I'm sure if we were all forced we could make it on the roads, but who wants to? Snow is an excuse for an unplanned day—a time when we can do what we want because we "can't get out in the mess." 

But farmers have to get out in that mess. With my cattle on pasture and the pasture covered with snow I had to go and give them a little feed. Snow and ice and other kinds of weather can bring death and disease to a farm, as blizzards in New Mexico recently showed. Snow brings out the best and worst of a farmer's management. 

Snow brings definition—not only to the landscape but to our lives. It gives us an unexpected event that allows us a new opportunity to show who we are. But it doesn't have to be snow—it could be any interruption, even a catastrophe. Anyone who has watched ABC's show Lost knows that even for all of the troubles of the survivors of the crash of Oceanic 815 their lives are brought into sharp definition. Life in the show is raw, but it provides new hope for many of the characters. 

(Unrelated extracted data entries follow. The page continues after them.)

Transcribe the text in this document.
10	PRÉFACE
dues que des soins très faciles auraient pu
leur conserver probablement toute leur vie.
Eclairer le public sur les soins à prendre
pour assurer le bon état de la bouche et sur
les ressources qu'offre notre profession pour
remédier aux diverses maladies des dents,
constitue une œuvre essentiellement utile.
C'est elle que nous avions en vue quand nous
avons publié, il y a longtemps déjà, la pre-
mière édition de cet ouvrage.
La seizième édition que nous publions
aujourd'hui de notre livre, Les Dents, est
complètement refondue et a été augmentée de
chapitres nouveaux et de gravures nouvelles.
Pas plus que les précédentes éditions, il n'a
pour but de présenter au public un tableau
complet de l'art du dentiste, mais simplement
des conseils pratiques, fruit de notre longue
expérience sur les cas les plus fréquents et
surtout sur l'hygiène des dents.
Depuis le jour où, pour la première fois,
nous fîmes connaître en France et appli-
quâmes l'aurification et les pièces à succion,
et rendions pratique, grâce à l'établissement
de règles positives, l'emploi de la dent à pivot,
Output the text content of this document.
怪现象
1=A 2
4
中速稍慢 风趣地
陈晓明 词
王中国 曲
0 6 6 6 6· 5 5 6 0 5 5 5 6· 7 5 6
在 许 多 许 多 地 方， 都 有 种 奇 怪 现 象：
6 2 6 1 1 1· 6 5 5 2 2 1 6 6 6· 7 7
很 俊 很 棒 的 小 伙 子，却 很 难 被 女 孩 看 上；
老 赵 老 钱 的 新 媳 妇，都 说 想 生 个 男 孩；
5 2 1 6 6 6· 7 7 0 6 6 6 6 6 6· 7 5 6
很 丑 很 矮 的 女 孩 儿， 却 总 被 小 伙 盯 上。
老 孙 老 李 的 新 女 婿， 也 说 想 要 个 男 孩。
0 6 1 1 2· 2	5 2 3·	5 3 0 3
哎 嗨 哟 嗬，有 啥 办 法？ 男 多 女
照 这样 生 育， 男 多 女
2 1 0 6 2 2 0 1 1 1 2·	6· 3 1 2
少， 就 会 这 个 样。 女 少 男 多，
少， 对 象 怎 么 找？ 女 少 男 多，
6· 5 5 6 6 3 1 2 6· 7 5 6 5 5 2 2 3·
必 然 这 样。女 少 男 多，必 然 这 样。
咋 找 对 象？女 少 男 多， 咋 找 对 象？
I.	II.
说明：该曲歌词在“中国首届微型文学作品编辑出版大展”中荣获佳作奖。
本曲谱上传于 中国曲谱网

There is much worry now about recession and peak oil and global warming. What we need, I think, is an interruption—an astronomical spike in gasoline prices for instance—that will force us to take the time to reexamine ourselves. In other words, a sort of national snow day that will help us prepare for, or even prevent, a national blizzard. It might be difficult, it might be a hassle, but I believe that like snow, an interruption will bring all of the definition we need to see who we are, where we are, and where we should be going.